Marmite, or A Goat in the Wilderness

Peter Mortimer
Cloud Nine
Low Lights Tavern, North Shields

Marmite

The chalked notice outside said it all: “Play sold out. Beer still available.”

Marmite is the third production in the Cloud Nine @ The Low Lights series, following Dick Curran’s Company back in May, and, like its predecessors, has sold out the tiny venue for its three day run.

It follows the pattern already set; twenty minutes or so of music from a local musician or band, followed by a small cast one-act play by a local writer. The first night’s musician was Pete Scott, a singer-songwriter whose deadpan, laid-back and very funny songs (I particularly loved “My iPod has turned into Hank Williams”) provided the perfect starter before the mad main course of absurdist comedy Marmite.

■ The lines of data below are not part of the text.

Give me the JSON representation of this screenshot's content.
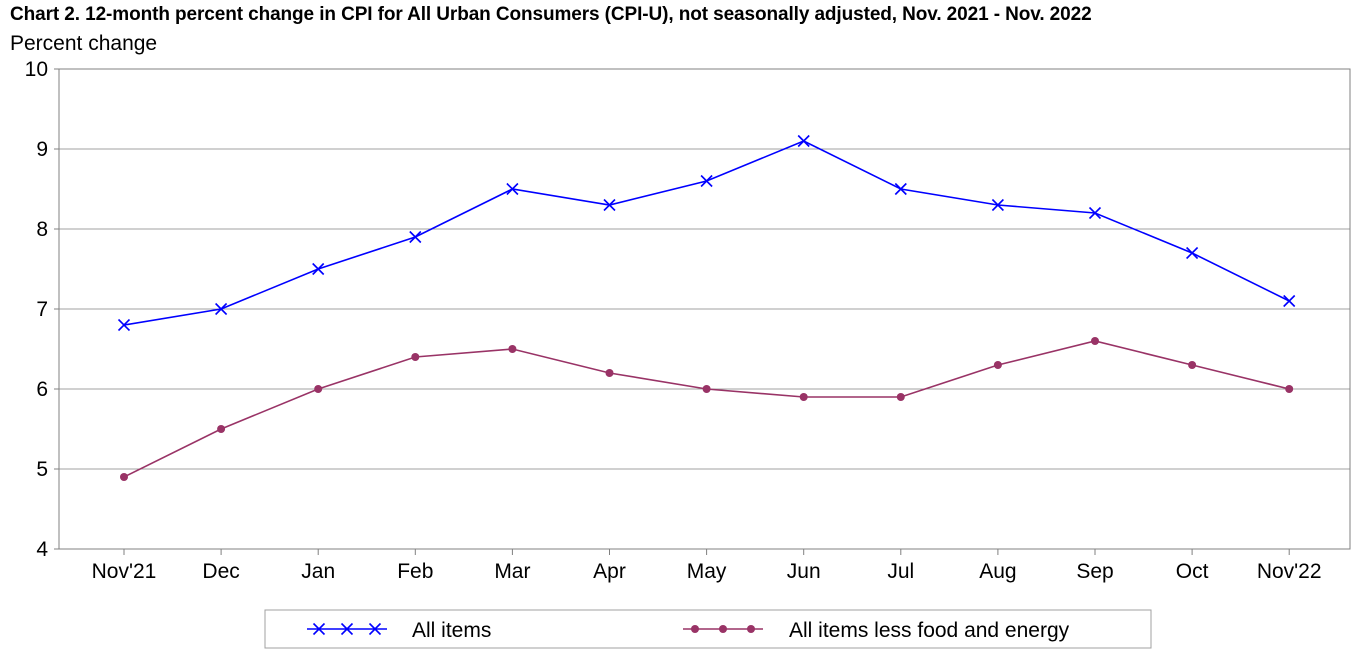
{
  "chart_data": {
    "type": "line",
    "title": "Chart 2. 12-month percent change in CPI for All Urban Consumers (CPI-U), not seasonally adjusted, Nov. 2021 - Nov. 2022",
    "ylabel": "Percent change",
    "xlabel": "",
    "categories": [
      "Nov'21",
      "Dec",
      "Jan",
      "Feb",
      "Mar",
      "Apr",
      "May",
      "Jun",
      "Jul",
      "Aug",
      "Sep",
      "Oct",
      "Nov'22"
    ],
    "ylim": [
      4,
      10
    ],
    "yticks": [
      "4",
      "5",
      "6",
      "7",
      "8",
      "9",
      "10"
    ],
    "grid": true,
    "legend_position": "bottom",
    "series": [
      {
        "name": "All items",
        "marker": "x",
        "color": "#0000ff",
        "values": [
          6.8,
          7.0,
          7.5,
          7.9,
          8.5,
          8.3,
          8.6,
          9.1,
          8.5,
          8.3,
          8.2,
          7.7,
          7.1
        ]
      },
      {
        "name": "All items less food and energy",
        "marker": "circle",
        "color": "#993366",
        "values": [
          4.9,
          5.5,
          6.0,
          6.4,
          6.5,
          6.2,
          6.0,
          5.9,
          5.9,
          6.3,
          6.6,
          6.3,
          6.0
        ]
      }
    ]
  }
}
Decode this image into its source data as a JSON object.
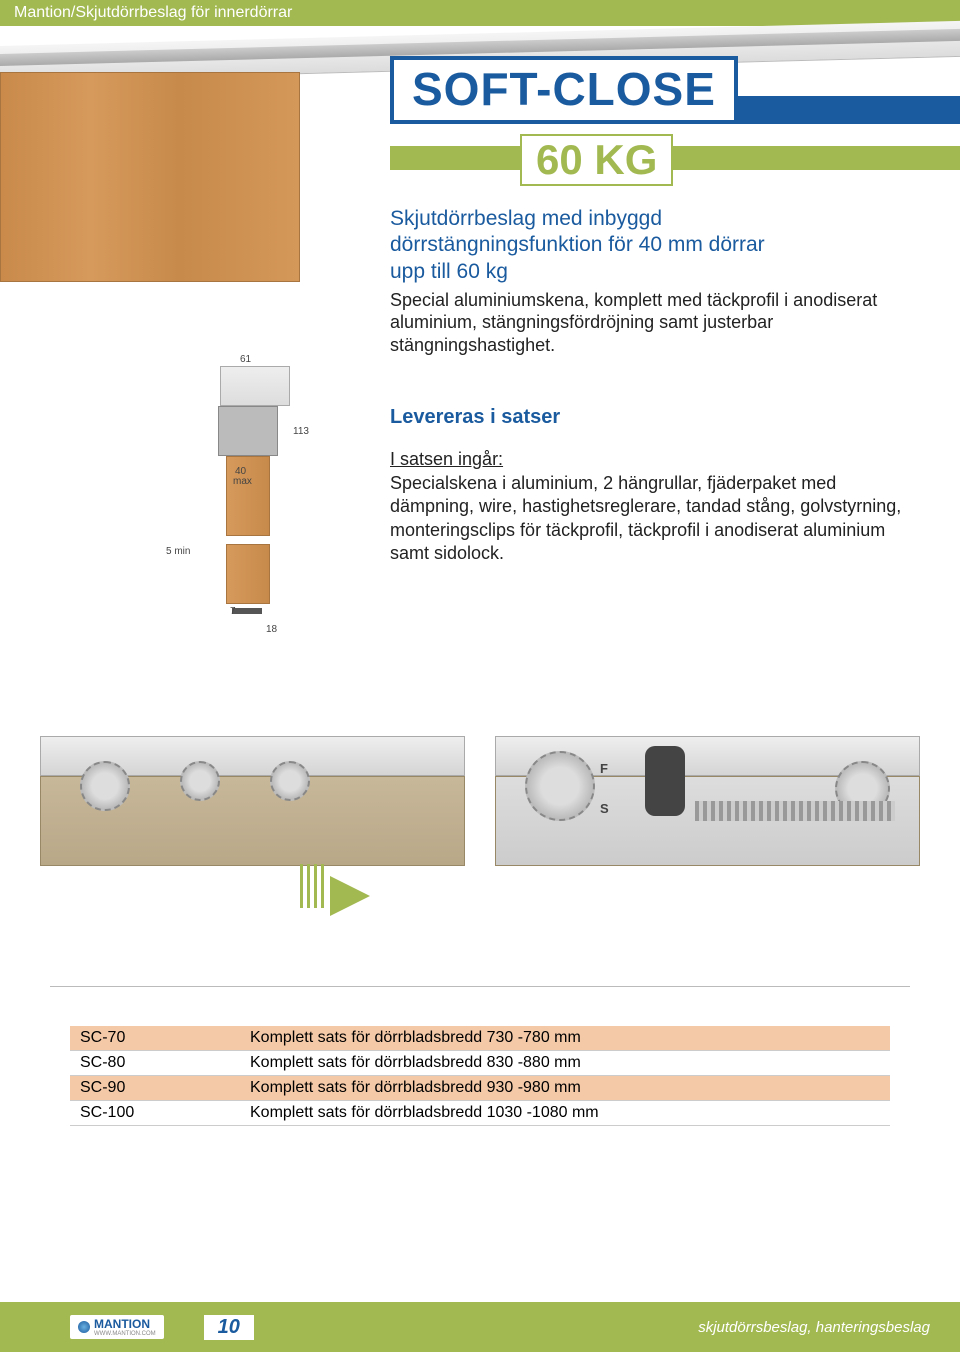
{
  "header": {
    "text": "Mantion/Skjutdörrbeslag för innerdörrar"
  },
  "title": {
    "main": "SOFT-CLOSE",
    "badge": "60 KG",
    "colors": {
      "blue": "#1a5a9e",
      "green": "#a2b952",
      "wood": "#d69a5c"
    }
  },
  "description": {
    "blue_line1": "Skjutdörrbeslag med inbyggd",
    "blue_line2": "dörrstängningsfunktion för 40 mm dörrar",
    "blue_line3": "upp till 60 kg",
    "black": "Special aluminiumskena, komplett med täckprofil i anodiserat aluminium, stängningsfördröjning samt justerbar stängningshastighet."
  },
  "section2": {
    "lev": "Levereras i satser",
    "ingar_head": "I  satsen ingår:",
    "ingar_body": "Specialskena i aluminium, 2 hängrullar, fjäderpaket med dämpning, wire, hastighetsreglerare, tandad stång, golvstyrning, monteringsclips för täckprofil, täckprofil i anodiserat aluminium samt sidolock."
  },
  "dimensions": {
    "d61": "61",
    "d113": "113",
    "d40max_a": "40",
    "d40max_b": "max",
    "d5min": "5 min",
    "d7": "7",
    "d18": "18"
  },
  "table": {
    "rows": [
      {
        "code": "SC-70",
        "desc": "Komplett sats för dörrbladsbredd 730 -780 mm",
        "highlight": true
      },
      {
        "code": "SC-80",
        "desc": "Komplett sats för dörrbladsbredd 830 -880 mm",
        "highlight": false
      },
      {
        "code": "SC-90",
        "desc": "Komplett sats för dörrbladsbredd 930 -980 mm",
        "highlight": true
      },
      {
        "code": "SC-100",
        "desc": "Komplett sats för dörrbladsbredd 1030 -1080 mm",
        "highlight": false
      }
    ]
  },
  "footer": {
    "logo": "MANTION",
    "logo_sub": "WWW.MANTION.COM",
    "page": "10",
    "right": "skjutdörrsbeslag, hanteringsbeslag"
  },
  "mech_labels": {
    "f": "F",
    "s": "S"
  }
}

To describe an absurdist piece is a bit like trying to put into words what a dance means: if it can be put into other words, there wouldn’t be any need for it to be what it is! But Marmite is about Marmite as opposed to marmalade as a breakfast food, about the devotion of its fans, about a love triangle, about a police inspector on the end of a telephone who may be male or female—oh, and there’s a goat in there somewhere.

What’s important is the consistency of the world that is created once its reality is accepted and the conviction of the performers in its portrayal. Marmite scores on both counts.

Jill Dellow, Robbie Lee Hurst and Dylan Mortimer completely inhabit this oddball, off-the-wall world that Peter Mortimer has built and convince us that it is as real as… well, the real world. It is very funny and the audience in this very intimate space was carried along, laughing all the way.